At the mission’s conclusion (assuming it was a success) how would you attribute the mission’s success? Was it the timely intelligence gathered, the strategic aerial oversight, the resilience of the ground troops, or the tech disruption that did its job? Is there a way to evaluate each part’s contribution so you can improve or replicate in a new mission?
This scenario mirrors the dynamics in machine learning. Each model can be viewed as a mission, where the distinct features are analogous to the specialised units contributing to the mission’s outcome—most of our models are not even close to a 007 scenario, but you get the idea. Some features (‘units’) might heavily influence the model’s decision, whilst others play a supporting or minor role. The “success” of this mission is equivalent to how well the model predicts, relative to a given baseline.
Shapley Values provide a means to fairly distribute the “commendation” for the model’s success amongst its features. This ensures that every feature’s contribution is evaluated, considering all the possible collaborations and interactions that could occur between them.
The mathematical essence behind Shapley Values remains rooted in cooperative game theory. The formulation involves evaluating all possible combinations of features. The Shapley formula ensures that each feature's contribution is assessed equitably, accounting for all potential coalitions or combinations of features.
Relevance in Machine Learning
In machine learning models, particularly those with numerous features, it is vital to understand which features significantly influence predictions. Shapley Values present a systematic approach to gauge the importance of each feature both at the global and local level whilst ensuring the model’s interpretability is not compromised.
Okay, but how does it compare to a standard feature importance technique?

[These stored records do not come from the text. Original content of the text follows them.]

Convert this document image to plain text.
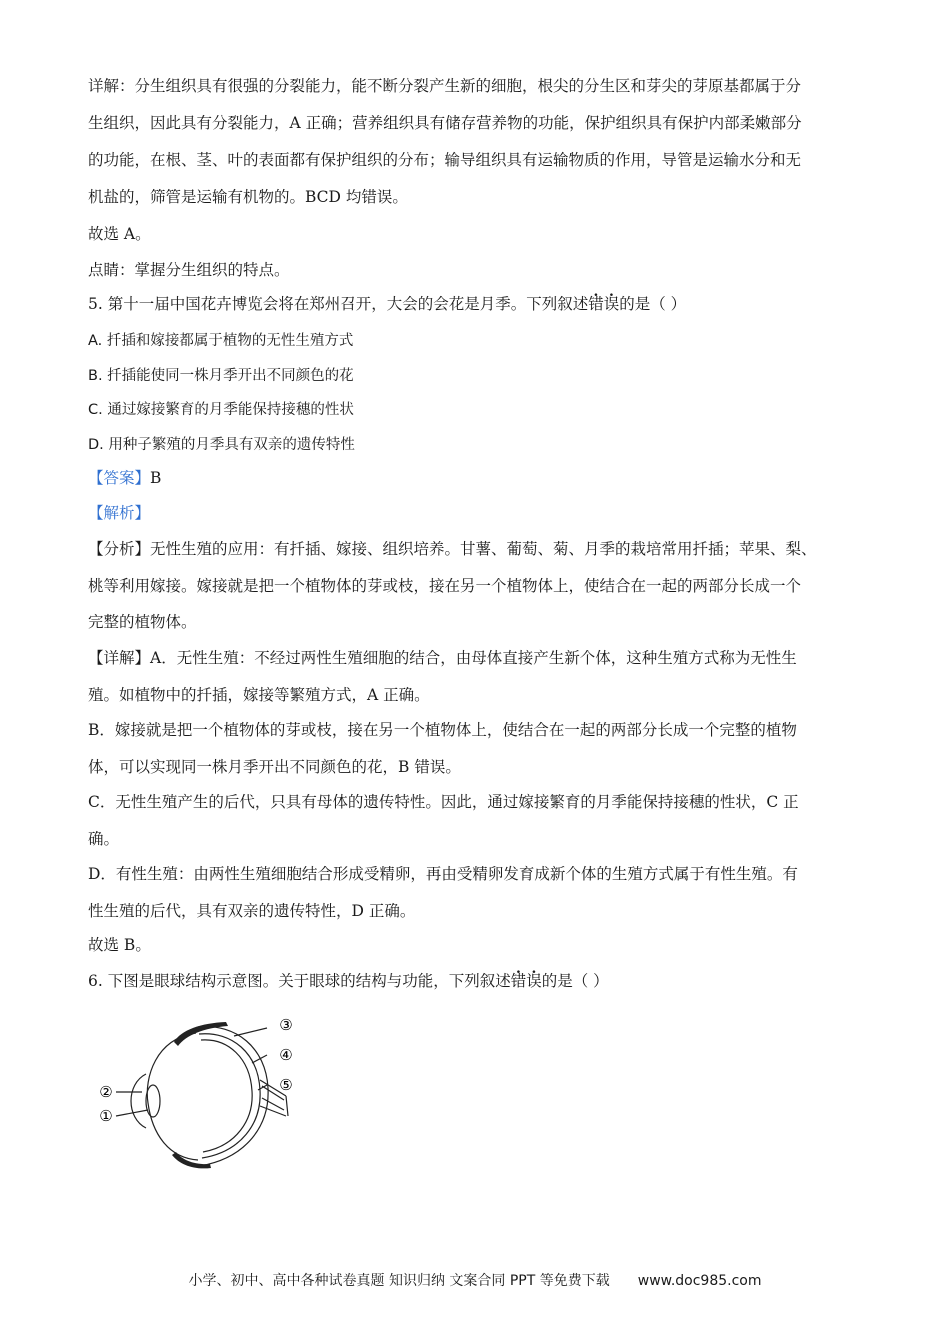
详解：分生组织具有很强的分裂能力，能不断分裂产生新的细胞，根尖的分生区和芽尖的芽原基都属于分
生组织，因此具有分裂能力，A 正确；营养组织具有储存营养物的功能，保护组织具有保护内部柔嫩部分
的功能，在根、茎、叶的表面都有保护组织的分布；输导组织具有运输物质的作用，导管是运输水分和无
机盐的，筛管是运输有机物的。BCD 均错误。
故选 A。
点睛：掌握分生组织的特点。
5. 第十一届中国花卉博览会将在郑州召开，大会的会花是月季。下列叙述错误的是（ ）
A. 扦插和嫁接都属于植物的无性生殖方式
B. 扦插能使同一株月季开出不同颜色的花
C. 通过嫁接繁育的月季能保持接穗的性状
D. 用种子繁殖的月季具有双亲的遗传特性
【答案】B
【解析】
【分析】无性生殖的应用：有扦插、嫁接、组织培养。甘薯、葡萄、菊、月季的栽培常用扦插；苹果、梨、
桃等利用嫁接。嫁接就是把一个植物体的芽或枝，接在另一个植物体上，使结合在一起的两部分长成一个
完整的植物体。
【详解】A．无性生殖：不经过两性生殖细胞的结合，由母体直接产生新个体，这种生殖方式称为无性生
殖。如植物中的扦插，嫁接等繁殖方式，A 正确。
B．嫁接就是把一个植物体的芽或枝，接在另一个植物体上，使结合在一起的两部分长成一个完整的植物
体，可以实现同一株月季开出不同颜色的花，B 错误。
C．无性生殖产生的后代，只具有母体的遗传特性。因此，通过嫁接繁育的月季能保持接穗的性状，C 正
确。
D．有性生殖：由两性生殖细胞结合形成受精卵，再由受精卵发育成新个体的生殖方式属于有性生殖。有
性生殖的后代，具有双亲的遗传特性，D 正确。
故选 B。
6. 下图是眼球结构示意图。关于眼球的结构与功能，下列叙述错误的是（ ）
②
①
③
④
⑤
小学、初中、高中各种试卷真题 知识归纳 文案合同 PPT 等免费下载 www.doc985.com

How to Utilise Shapley Values?
Given their significance in model interpretation, there are some libraries to facilitate the computation of Shapley Values for machine learning models. I use SHAP (SHapley Additive exPlanations). This Python library allows us to obtain Shapley-based explanations for predictions made by a wide variety of models.
While I don’t like toy datasets, they are helpful to explain concepts in situations like these. So, consider a simple example where we use a Random Forest classifier on the Iris dataset and then evaluate the influence of features using Shapley Values.
import shap ## you might have to pip install shap
from sklearn import datasets
from sklearn.ensemble import RandomForestClassifier
from sklearn.model_selection import train_test_split
# Load dataset
df = datasets.load_iris()
X = df.data
y = df.target
X_train, X_test, y_train, y_test = train_test_split(X, y, test_size=0.2, random_state=0)
# Train the model
model = RandomForestClassifier()
model.fit(X_train, y_train)
# Using SHAP to explain predictions
explainer = shap.Explainer(model)
shap_values = explainer(X_test)
# Visualising the Shapley Values for the second class (e.g., virginica)
shap.plots.waterfall(shap_values[1,:,2])If you run the code above on your IDE, then you should get the following plot:
To give a more contextual interpretation:
The sepal length of 6.0 cm and sepal width of 2.2 cm for this instance slightly push the model towards classifying it as virginica.
However, the petal length of 4.0 cm and petal width of 1.0 cm pull the model away from classifying it as virginica, and they have a stronger negative influence than the positive influence of the sepal dimensions.
This kind of interpretation allows you to understand how each feature contributes (positively or negatively) to the model’s prediction for this specific instance.
(Honest) Conclusion
Shapley Values derived from cooperative game theory and provide a detailed breakdown of feature contributions in machine learning models. However, choosing Shapley Values over traditional feature importance methods isn’t necessarily ‘better’, it depends on your specific needs. For a quick overview (which usually is what we need to get things done), traditional methods are okay; but, for detailed insights into feature interactions, Shapley Values are an excellent alternative. If you have time to use both, then— besides being lucky— you can get a comprehensive understanding of your model’s behaviour.